09/06/08 2:21 AM ET
Royals done in by Tribe's singles
Indians' big inning overshadows firsts by Ka'aihue, Lowery
By Dick Keagel / MLB.com
Kila Ka'aihue, starting his first game, got his first Major League hit. Devon Lowery, making his Major League debut, pitched a scoreless inning.
But the Royals, after winning their first three games in September, were knocked off by the Indians, 9-3, on Friday night at Kauffman Stadium.
Ka'aihue, who won his way to Kansas City by slugging a combined 37 homers between Double-A and Triple-A this season, blooped a single into right field in his third at-bat. And he scored for the first time, too, in the Royals' three-run seventh against reliever Tom Mastny.
"My heart is still racing a little bit," Ka'aihue said afterward. "But it's good to get that first one out of the way."
Lowery's heart was pitter-pattering, too, even though he's in eighth year of professional pitching.
"This is different," Lowery said. "This is a lot different. This is 20,000-more-people different," he said.
If nothing else, the 21,107 fans got a little glimpse of the Royals' future along with the postgame fireworks display.
Ka'aihue, who made his debut Thursday as a pinch-runner, started at first base and got his first at-bat in the third inning. His looper toward the left-field line was run down beautifully by shortstop Jhonny Peralta.
Ka'aihue flied out to right in his second at-bat. And, in his third try, he thought he was out again.
"Here we go again. Another blooper, another bleeder off my hands. I didn't think it was going to fall," Ka'aihue said. "I mean, Peralta made a heck of a play the first time, and the second one was just a floater out to right. But I thought [there was] no way was that third one was going to fall."
Second baseman Asdrubal Cabrera rushed out, right fielder Franklin Gutierrez rushed in and, thud, the ball dropped right between them. Ka'aihue scored later on Jose Guillen's two-run double.
Ka'aihue also rolled out in the ninth and finished the game 1-for-4. His hit was a moment to remember.
"I got the ball and everybody was real happy for me. They all came up and congratulated me. Guys on the other team did. Everybody was real nice about it," he said.
Lowery was the fifth Royals pitcher into the fray, and he was feeling his moment, too.
"[I had] a lot of nerves, I know that," Lowery said. "Coming into a lopsided game where your team's down, you want to minimize the damage. And coming in my first game and you're facing the Cleveland Indians -- a good lineup -- I just wanted to go out there and throw strikes,"
That he did pretty well, although the Tribe made Lowery work by fouling off 11 pitches. He faced just four batters but threw 31 pitches, including 20 strikes.

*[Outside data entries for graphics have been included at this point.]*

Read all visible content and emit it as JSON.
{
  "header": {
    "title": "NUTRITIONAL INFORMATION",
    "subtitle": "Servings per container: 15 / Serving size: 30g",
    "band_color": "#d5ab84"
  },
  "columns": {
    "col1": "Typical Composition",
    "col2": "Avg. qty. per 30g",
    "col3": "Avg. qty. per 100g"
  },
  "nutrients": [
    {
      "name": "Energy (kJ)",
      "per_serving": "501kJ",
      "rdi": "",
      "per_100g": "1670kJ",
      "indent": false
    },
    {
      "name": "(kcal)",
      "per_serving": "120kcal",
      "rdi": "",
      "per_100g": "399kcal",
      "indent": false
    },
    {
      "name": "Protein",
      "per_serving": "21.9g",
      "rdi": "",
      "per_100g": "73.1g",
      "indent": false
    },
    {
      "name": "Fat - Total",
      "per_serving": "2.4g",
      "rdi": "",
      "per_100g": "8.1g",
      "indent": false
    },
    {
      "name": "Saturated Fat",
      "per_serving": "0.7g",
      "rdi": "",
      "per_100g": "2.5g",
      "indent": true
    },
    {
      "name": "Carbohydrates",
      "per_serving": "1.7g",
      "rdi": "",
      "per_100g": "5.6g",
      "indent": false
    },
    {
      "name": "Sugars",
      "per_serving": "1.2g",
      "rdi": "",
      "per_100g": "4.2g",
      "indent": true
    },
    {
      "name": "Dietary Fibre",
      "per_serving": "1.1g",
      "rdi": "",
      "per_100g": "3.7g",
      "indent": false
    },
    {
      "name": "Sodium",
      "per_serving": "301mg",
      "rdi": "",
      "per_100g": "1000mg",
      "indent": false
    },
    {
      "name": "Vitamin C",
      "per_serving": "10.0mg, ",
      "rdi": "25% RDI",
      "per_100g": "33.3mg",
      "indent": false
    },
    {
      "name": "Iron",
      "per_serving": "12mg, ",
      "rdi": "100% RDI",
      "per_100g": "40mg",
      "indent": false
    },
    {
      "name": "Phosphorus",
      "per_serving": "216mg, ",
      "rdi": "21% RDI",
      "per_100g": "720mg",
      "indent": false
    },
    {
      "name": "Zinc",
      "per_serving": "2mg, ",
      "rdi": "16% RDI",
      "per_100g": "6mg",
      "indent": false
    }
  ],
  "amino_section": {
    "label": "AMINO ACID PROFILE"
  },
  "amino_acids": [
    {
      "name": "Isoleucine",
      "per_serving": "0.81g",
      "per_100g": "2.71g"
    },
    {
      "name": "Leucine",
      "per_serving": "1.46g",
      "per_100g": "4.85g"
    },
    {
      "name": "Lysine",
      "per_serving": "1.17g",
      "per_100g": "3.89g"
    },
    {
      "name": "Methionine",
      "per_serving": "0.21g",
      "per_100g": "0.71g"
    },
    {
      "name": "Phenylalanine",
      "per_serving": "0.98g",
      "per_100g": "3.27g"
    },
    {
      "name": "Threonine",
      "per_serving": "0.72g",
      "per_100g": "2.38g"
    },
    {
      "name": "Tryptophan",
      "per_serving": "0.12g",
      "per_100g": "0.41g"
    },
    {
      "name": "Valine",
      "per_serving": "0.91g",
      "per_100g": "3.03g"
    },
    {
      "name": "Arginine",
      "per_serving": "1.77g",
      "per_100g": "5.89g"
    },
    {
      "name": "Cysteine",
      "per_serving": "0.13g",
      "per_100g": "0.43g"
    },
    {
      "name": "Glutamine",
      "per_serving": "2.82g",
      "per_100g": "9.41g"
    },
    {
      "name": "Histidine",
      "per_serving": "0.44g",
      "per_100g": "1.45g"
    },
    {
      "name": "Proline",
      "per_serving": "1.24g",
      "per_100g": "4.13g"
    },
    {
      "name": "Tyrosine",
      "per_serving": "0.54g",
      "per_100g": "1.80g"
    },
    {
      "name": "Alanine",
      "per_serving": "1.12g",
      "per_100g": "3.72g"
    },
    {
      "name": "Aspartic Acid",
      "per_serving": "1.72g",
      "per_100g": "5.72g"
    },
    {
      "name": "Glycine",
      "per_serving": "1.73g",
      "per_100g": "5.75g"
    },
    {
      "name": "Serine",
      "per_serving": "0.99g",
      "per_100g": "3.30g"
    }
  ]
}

Lowery began the eighth inning by striking out Gutierrez. Cabrera fouled out to catcher Miguel Olivo. Grady Sizemore walked in a 10-pitch at-bat. Then Jamey Carroll looked at strike three.
"They're Major League hitters and they expect to hit the ball. They fought off a lot of pitches, and luckily, I was able to get out of it," Lowery said.
Lowery was one of 11 pitchers who worked in the game. Indians starter Anthony Reyes left after three scoreless innings with a sore right elbow.
Royals starter Brandon Duckworth gave up two runs in the second inning, then was lifted during an Indians barrage in the fifth.
"That fifth inning, it just seemed [like it was] single, single, single," Duckworth said.
And it was. In fact, the Indians had seven successive singles and five runs before the first out was recorded in the inning.
Cabrera, Sizemore and Carroll each singled to score a run off Duckworth before he was excused. Joel Peralta gave up singles by David Dellucci, Jhonny Peralta and Victor Martinez, each driving in a run, and he was relieved by another September callup, Yasuhiko Yabuta. Shin-Soo Choo rapped an RBI single before Ryan Garko finally bounced into a double play. Another run scored on the double play, making it a six-run inning.
Two of the singles went off Ka'aihue's glove.
"I should have made both those plays," he said. "They were one-hoppers. One I kind of lost between one of the runners in front of me, but they were both plays I should have made and it would've got us out of the inning a lot faster."
But the Royals' September streak, those three wins over Oakland, was history. Even so, two of their September callups managed to make a little history of their own.
Dick Kaegel is a reporter for MLB.com. This story was not subject to the approval of Major League Baseball or its clubs.